About Chez Nico
Chez Nico is an outlier in every sense. A twenty-seat vegetarian tasting-menu restaurant, run by a French chef in the middle of the Tyrol — a part of Austria famous for schnitzel, smoked meat and speck — and it has been, since it opened, one of the most consistent tables in the city.
Chef Nicolas Curtil trained through classical French kitchens before moving full-time to vegetable cooking. The five-course menu changes every three weeks with the market: salt-baked celeriac with hazelnut and shaved truffle, roasted cauliflower with caper and anchovy butter (anchovy is the menu's one non-vegetarian touch, and negotiable), black-rice risotto with cavolo nero and preserved lemon. Technique is unshowy and tight.
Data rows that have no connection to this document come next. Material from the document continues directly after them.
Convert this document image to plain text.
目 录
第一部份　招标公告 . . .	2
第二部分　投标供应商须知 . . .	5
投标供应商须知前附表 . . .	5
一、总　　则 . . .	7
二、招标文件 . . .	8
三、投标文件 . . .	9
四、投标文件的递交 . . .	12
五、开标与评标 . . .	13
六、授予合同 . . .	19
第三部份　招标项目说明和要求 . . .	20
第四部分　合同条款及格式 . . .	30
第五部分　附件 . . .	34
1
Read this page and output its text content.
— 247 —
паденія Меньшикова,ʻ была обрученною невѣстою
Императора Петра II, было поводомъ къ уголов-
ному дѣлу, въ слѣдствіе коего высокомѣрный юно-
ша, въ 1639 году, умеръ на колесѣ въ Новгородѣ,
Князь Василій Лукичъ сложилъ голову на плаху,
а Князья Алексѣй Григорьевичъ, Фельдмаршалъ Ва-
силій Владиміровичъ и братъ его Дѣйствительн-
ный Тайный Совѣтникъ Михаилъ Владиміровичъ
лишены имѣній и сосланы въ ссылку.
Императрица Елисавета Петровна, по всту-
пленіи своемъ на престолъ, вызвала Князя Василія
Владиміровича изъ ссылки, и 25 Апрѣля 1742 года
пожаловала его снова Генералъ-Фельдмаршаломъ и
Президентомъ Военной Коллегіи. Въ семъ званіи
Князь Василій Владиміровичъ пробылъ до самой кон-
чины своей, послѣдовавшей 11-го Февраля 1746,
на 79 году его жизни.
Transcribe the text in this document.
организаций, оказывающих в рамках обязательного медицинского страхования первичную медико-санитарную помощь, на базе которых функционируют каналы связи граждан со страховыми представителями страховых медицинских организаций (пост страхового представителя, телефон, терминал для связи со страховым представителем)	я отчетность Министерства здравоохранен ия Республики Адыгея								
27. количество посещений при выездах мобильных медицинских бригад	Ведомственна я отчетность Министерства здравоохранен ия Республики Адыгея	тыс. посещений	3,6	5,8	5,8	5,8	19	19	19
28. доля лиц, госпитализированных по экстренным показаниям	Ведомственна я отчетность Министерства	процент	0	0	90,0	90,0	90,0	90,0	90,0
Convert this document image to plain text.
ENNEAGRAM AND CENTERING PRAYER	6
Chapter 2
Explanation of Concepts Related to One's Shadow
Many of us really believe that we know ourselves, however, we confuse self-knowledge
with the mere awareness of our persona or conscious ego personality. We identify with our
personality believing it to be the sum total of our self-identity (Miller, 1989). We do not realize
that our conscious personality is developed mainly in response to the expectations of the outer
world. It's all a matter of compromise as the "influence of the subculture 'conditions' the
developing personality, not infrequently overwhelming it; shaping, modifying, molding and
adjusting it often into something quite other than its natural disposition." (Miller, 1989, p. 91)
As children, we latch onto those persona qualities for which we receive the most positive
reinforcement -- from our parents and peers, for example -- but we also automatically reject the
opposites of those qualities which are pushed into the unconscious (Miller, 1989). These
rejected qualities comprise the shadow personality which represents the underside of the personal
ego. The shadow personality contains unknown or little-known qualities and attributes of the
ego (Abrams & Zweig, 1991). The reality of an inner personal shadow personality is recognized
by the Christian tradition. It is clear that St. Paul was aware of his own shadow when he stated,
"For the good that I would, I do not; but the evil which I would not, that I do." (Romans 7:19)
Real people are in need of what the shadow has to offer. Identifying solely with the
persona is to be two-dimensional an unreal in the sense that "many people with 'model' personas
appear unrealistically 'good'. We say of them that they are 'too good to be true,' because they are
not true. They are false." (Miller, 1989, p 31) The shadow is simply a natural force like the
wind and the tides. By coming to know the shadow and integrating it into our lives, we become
Wine is small, biodynamic, and mostly from Austria and the Jura. Service — run by Nicolas's partner — is warm and precise. The room itself is deliberately low-key: whitewashed walls, a handful of candles, bare wood.
A full dinner with pairings runs 130€ per guest, which makes Chez Nico one of the best-value fine-dining rooms in Austria. Bookings are tight — the room is small, and most regulars treat it as a monthly ritual.
Why It's Perfect for First Date
Chez Nico is the first-date room for diners who want the conversation to be about the food — not the scene. Twenty seats, candlelight, a thoughtful menu that gives the evening structure, and a price that signals care without financial theatre. If the other person is a serious eater, this is the evening they will remember.